Nel 1956/1957 i ragazzi di Busby esordirono alla grande nella coppa più prestigiosa: subito
semifinale, sconfitti solo dall’immenso Real Madrid che di quei trofei fece collezione tra anni ‘50 a
‘60. Per la stagione successiva i talenti dei Red Devils si presentavano come i rivali più accreditati
delle merengues, e infatti l’inizio fu devastante, fino alla partita di Belgrado, dove il 3 a 3 con la
Stella Rossa significò semifinale, la seconda consecutiva. Si giocava all’inizio del mese di febbraio,
il 6 febbraio del 1958. Lo United ripartì da Belgrado con un volo charter della British European
Airways, scalo a Monaco per rifornimento e atterraggio previsto all’aeroporto di Manchester: a
bordo la squadra al completo, lo staff tecnico e qualche giornalista al seguito.
Purtroppo l’aereo non giunse mai a destinazione. Lo schianto all’aeroporto di Monaco in fase di
decollo dopo lo scalo tecnico fu devastante: i primi soccorritori si ritrovarono davanti una scena
infernale, il velivolo per le avverse condizioni della pista ricoperta di ghiaccio non riuscì mai a
staccarsi da terra e finì per schiantarsi contro un edificio al termine della pista di decollo.

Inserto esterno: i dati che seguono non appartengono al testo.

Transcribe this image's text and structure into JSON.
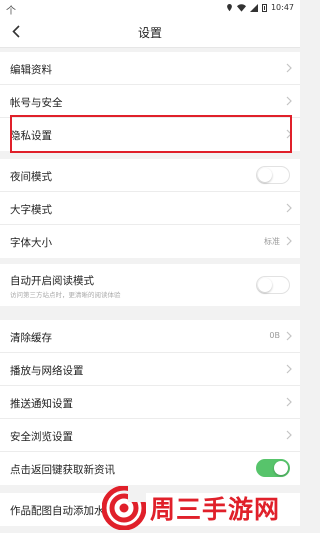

La palla di fuoco che avvolse l’aereo fu impressionante. Dei 44 passeggeri a bordo, persero la vita
in 23, 8 dei quali erano calciatori. Il sogno del Manchester dei ragazzi si spezzò quel giorno. Tra i
sopravvissuti Bobby Charlton, che sarebbe diventato un mito del calcio inglese e dei Red Devils e
proprio Busby, l’allenatore, che visse il resto della propria vita martoriato da un senso di colpa
devastante. Lo sport sa essere crudele, anche senza motivo. Il parallelo con un’altra leggendaria
squadra di fenomeni stroncata da un incidente aereo è naturale, quasi ovvio. C’è qualcosa che
unisce i tifosi dello United a quelli del Torino, un destino nemico che ha deciso di riscrivere la
storia per capriccio.
9. MIRACLE
Nel 1980 il mondo era diviso ancora in due blocchi contrapposti:
da una parte gli Stati Uniti e i paesi dell’Europa occidentale,
dall’altra l’Unione Sovietica e i suoi stati satellite, in mezzo una
linea di tensione che per decenni è rimasta incandescente, sempre
sul punto di prendere fuoco e di far precipitare il mondo in un
conflitto che probabilmente sarebbe stato disastroso oltre ogni
immaginazione. Le due grandi potenze vincitrici della Seconda
Guerra Mondiale si erano letteralmente spartite il pianeta,
avviando fin dal 1945 un lungo periodo di crisi politica e
diplomatica che condizionò pesantemente l’andamento della storia
nel secondo ‘900. La geniale definizione di Guerra Fredda, coniata
dalla mente superiore di George Orwell e ripescata dal giornalista
Walter Lippmann, descrive alla perfezione il clima che avvolse il
mondo per lunghi decenni fino all’abbattimento del muro di
Berlino nel 1989.
Ma il 1980 era anche l’anno delle due Olimpiadi, quella invernale di Lake Placid negli Stati
Uniti, e poi quella estiva di Mosca, in URSS. Fino al 1992 infatti olimpiadi invernali ed estive
condividevano lo stesso anno. E se i giochi di Mosca sono passati alla storia per il boicottaggio
della squadra statunitense, quelle
che si svolsero nello Stato di New
York qualche mese prima hanno
regalato al libro delle grandi
imprese dello sport mondiale un
vero e proprio miracolo, quello
della nazionale di casa di hockey su
ghiaccio. “Miracle” è anche il titolo
del film del 2005 diretto da Gavin
O’Connor che ripercorre proprio
questa incredibile vicenda. Del
clima da Guerra Fredda abbiamo
detto, c’è da aggiungere che
appena qualche settimana prima gli URSS avevano mosso una importante pedina nel costante
gioco di provocazioni e contro-provocazioni sulla scacchiera mondiale, invadendo
l’Afghanistan e avvicinandosi minacciosi ai grandi bacini di petrolio del Golfo. Era questo il
contesto con cui si aprirono i Giochi di Lake Placid.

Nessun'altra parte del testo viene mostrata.